Solar-powered smart helmet for health monitoring, emergency response, and with GPS and UAV positioning

Professor Atif Shamim 

The team will provide two technologies. The first is a smart helmet, which incorporates a range of sensors for monitoring vital signs and safety features for the riders and athletes. The smart helmet monitors the wearer's blood oxygen, heart rate, and body temperature and automatically raises alerts in an emergency. The helmet can also detect falls and can thus raise an alert in case the person falls accidentally or due to a medical condition. The helmet also has a GPS module that can provide real-time location and a custom Bluetooth low energy and UAV-based positioning mechanism for rescue situations. Small distributed solar cells with near-transparent printed antennas will power the smart helmet.
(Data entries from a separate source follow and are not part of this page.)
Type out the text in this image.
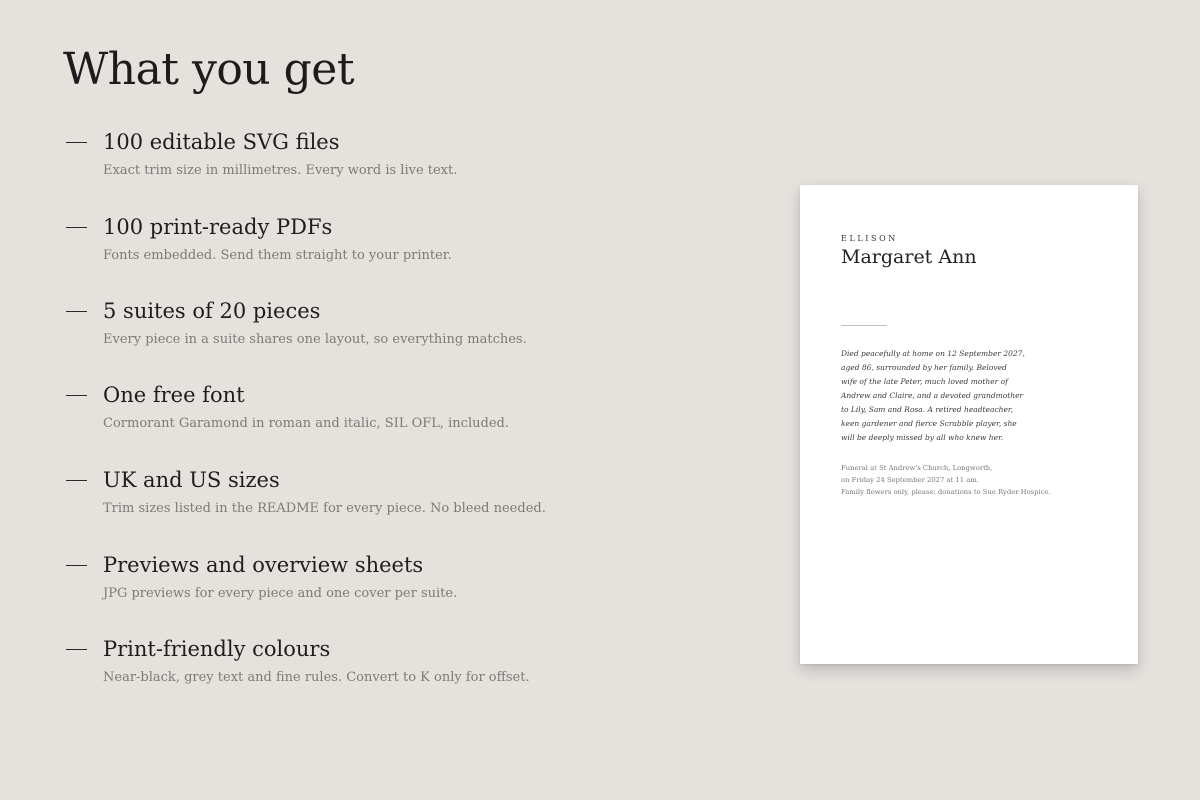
What you get
100 editable SVG files
Exact trim size in millimetres. Every word is live text.
100 print-ready PDFs
Fonts embedded. Send them straight to your printer.
5 suites of 20 pieces
Every piece in a suite shares one layout, so everything matches.
One free font
Cormorant Garamond in roman and italic, SIL OFL, included.
UK and US sizes
Trim sizes listed in the README for every piece. No bleed needed.
Previews and overview sheets
JPG previews for every piece and one cover per suite.
Print-friendly colours
Near-black, grey text and fine rules. Convert to K only for offset.
ELLISON
Margaret Ann
Died peacefully at home on 12 September 2027,
aged 86, surrounded by her family. Beloved
wife of the late Peter, much loved mother of
Andrew and Claire, and a devoted grandmother
to Lily, Sam and Rosa. A retired headteacher,
keen gardener and fierce Scrabble player, she
will be deeply missed by all who knew her.
Funeral at St Andrew's Church, Longworth,
on Friday 24 September 2027 at 11 am.
Family flowers only, please; donations to Sue Ryder Hospice.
Fully Printed wireless electrocardiography (ECG)

Professor Atif Shamim 

The second wearable is a pair of innovative fully screen-printed ECG electrodes connected with a single lead ECG wireless readout. A unique feature of our electrodes is that all elements of the ECG electrode have been screen-printed through a custom protocol and only require ~265 times less metal for the conductive part and ~176 times less ECG electrode gel than the standard commercial ECG electrodes. The electrodes are integrated with a custom miniaturized wireless readout device with an antenna optimized for human body wearability. Despite the small size, this can provide almost 10 times more range than a commercial antenna that is similar in size.

Internet of Things (IoT)

Professor Mohamed-Slim Alouini

The team will provide a robust Internet of Things to satellites and delay-tolerant networking for transferring biosensor data, videos, photos, and localization in real time. The technologies that will be deployed are a combination of innovative hardware and software for robustly and reliably communicating a broad spectrum of data types in different conditions.

Internet of Bodies (IoB)

Professor Ahmed Eltawil 

The team will provide a network of on-body sensor nodes that communicate at ultra-low power to seamlessly monitor Matteo's vital signs. Human-body communication utilizes the body as a communication medium instead of Radio Frequency, thus using a fraction of the size and power of state-of-the-art smart nodes. This technology results in highly secure and ultra-efficient communications. It will monitor his heart rate and have a sensor/transmitter on his wrist and a receiver on his arm or leg.